Vor diesem Hintergrund stellt sich die Frage, wann die Digitale Transformation im Sinne der Gesellschaft und der Menschen «gelungen» sein wird. Nach unserer Meinung, muss der Faktor Mensch wichtigstes Element der Digitalisierung bleiben. Zum Beispiel sollte im Verhältnis zwischen Mensch und Maschine eine bewusst humane Position angestrebt werden, bei welcher die Technik dem Menschen als Hilfsmittel und Instrument zur Verfügung steht und nicht umgekehrt.

Zudem soll die Digitalisierung einen Beitrag leisten, dass Menschen in ihrer Arbeit weiterhin oder vermehrt noch Sinnvolles vollbringen, moralisch verantwortungsvoll und selbstwirksam handeln, anerkennungsreiche soziale Beziehungen pflegen und ihre Teilhabe an wirtschaftlichen, kulturellen oder sozialen Prozessen steigern können.

Doch wo stehen wir heute? Sind die Betriebe und ihre Mitarbeitenden tatsächlich gut auf die Digitale Transformation vorbereitet? Rund zwei Drittel der Teilnehmenden unserer Studie bestätigen dies, wobei es klar die Jüngeren sind, die sich hier im Vorteil wähnen. Auch zwischen den Branchen und Arbeitsfeldern bestehen starke Unterschiede. Interessant ist, dass der Vorbereitungsstand der Arbeitskollegen mehrheitlich schlechter eingestuft wird, was auf ein gewisses Mass an Selbstüberschätzung schliessen lässt. Es braucht also noch Qualifikation bei den sogenannt digitalen Kompetenzen. Diese sind nach Meinung der Studienteilnehmenden a) Flexibilität in der Reaktion auf Veränderungen, b) elektronische Kenntnisse, c) Kompetenzen der Informationsbeschaffung und d) Problemlösungsfähigkeiten. Weitere Faktoren, welche die Befähigung zur Digitalen Transformation begünstigen, sind die Zugehörigkeit zu einer jüngeren Generation, Neugierde sowie Experimentierfreudigkeit mit technologischen Entwicklungen und eine unterstützende Führungs- und Arbeitskultur.
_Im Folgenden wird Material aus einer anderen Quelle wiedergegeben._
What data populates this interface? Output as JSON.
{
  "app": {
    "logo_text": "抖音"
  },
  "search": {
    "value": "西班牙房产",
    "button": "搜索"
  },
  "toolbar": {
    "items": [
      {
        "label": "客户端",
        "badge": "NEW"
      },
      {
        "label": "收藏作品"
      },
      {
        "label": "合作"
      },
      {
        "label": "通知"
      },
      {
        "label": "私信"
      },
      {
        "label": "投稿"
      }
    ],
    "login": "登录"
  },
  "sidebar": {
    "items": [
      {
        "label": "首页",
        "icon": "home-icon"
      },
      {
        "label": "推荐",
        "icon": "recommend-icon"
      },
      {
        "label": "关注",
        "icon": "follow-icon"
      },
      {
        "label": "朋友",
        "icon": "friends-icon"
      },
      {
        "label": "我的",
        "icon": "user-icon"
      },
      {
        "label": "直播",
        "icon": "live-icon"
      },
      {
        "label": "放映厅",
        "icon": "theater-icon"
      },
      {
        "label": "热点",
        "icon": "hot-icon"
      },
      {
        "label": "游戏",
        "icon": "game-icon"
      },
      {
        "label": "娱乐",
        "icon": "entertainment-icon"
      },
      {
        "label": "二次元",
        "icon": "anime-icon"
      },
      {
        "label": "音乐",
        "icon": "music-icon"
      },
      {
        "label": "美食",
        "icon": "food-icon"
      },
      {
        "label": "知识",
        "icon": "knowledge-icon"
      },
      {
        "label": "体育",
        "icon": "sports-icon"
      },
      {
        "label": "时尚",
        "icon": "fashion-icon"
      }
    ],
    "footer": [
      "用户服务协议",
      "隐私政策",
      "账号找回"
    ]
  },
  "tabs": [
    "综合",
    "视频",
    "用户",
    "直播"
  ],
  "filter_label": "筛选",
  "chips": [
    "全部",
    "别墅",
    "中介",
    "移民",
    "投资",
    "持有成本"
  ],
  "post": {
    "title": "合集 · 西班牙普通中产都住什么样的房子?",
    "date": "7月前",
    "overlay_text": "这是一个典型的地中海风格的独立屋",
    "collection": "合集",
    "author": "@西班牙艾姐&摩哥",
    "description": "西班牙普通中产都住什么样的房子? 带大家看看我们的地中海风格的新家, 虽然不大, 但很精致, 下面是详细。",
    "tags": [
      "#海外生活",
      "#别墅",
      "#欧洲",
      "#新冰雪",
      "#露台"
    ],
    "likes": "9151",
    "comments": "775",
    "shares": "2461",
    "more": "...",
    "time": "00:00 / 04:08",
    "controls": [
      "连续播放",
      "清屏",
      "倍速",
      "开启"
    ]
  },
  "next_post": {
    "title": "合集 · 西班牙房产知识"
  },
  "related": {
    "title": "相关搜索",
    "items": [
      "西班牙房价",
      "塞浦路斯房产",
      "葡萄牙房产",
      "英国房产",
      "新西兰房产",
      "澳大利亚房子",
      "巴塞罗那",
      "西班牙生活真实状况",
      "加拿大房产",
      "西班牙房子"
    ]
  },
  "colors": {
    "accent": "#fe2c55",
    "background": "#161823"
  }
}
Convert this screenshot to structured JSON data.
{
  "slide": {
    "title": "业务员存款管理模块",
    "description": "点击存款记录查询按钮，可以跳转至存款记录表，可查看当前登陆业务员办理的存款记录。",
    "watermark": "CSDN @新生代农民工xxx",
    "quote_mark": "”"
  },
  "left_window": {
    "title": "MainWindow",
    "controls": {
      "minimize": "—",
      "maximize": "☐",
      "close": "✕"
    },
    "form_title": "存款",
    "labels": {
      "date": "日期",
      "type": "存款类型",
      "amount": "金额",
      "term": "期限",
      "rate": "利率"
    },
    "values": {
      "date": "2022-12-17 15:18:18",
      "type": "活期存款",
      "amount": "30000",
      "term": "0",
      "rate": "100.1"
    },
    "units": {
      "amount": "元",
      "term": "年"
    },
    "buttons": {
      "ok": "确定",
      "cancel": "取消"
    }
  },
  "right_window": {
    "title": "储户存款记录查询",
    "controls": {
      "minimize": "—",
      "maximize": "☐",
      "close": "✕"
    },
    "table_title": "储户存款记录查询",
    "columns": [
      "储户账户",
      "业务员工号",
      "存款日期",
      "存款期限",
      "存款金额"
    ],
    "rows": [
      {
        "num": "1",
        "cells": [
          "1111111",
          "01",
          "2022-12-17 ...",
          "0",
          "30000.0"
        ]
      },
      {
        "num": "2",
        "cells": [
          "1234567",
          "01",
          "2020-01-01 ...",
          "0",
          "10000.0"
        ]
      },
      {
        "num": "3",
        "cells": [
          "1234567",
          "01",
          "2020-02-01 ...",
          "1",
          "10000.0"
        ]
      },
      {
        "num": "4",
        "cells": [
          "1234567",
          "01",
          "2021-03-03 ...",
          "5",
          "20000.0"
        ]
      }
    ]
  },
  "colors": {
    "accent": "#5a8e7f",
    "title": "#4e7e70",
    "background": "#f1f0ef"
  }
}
«Digital divide» vermeiden

Die Digitalisierung ist, und das ist ein weiterer Befund aus unserer Studie, noch kein Massenphänomen. Gerade einmal 27 % der Beschäftigten sind der Digitalisierung gegenüber neugierig aufgeschlossen. Das sind Pioniere, bzw. Promotoren, die die Digitale Transformation unterstützen. Ihnen stehen aber 14 % digitale Skeptiker gegenüber. Diese müssen umsichtig in die Digitale Transformation eingebunden werden, um einen «digital divide» zu vermeiden.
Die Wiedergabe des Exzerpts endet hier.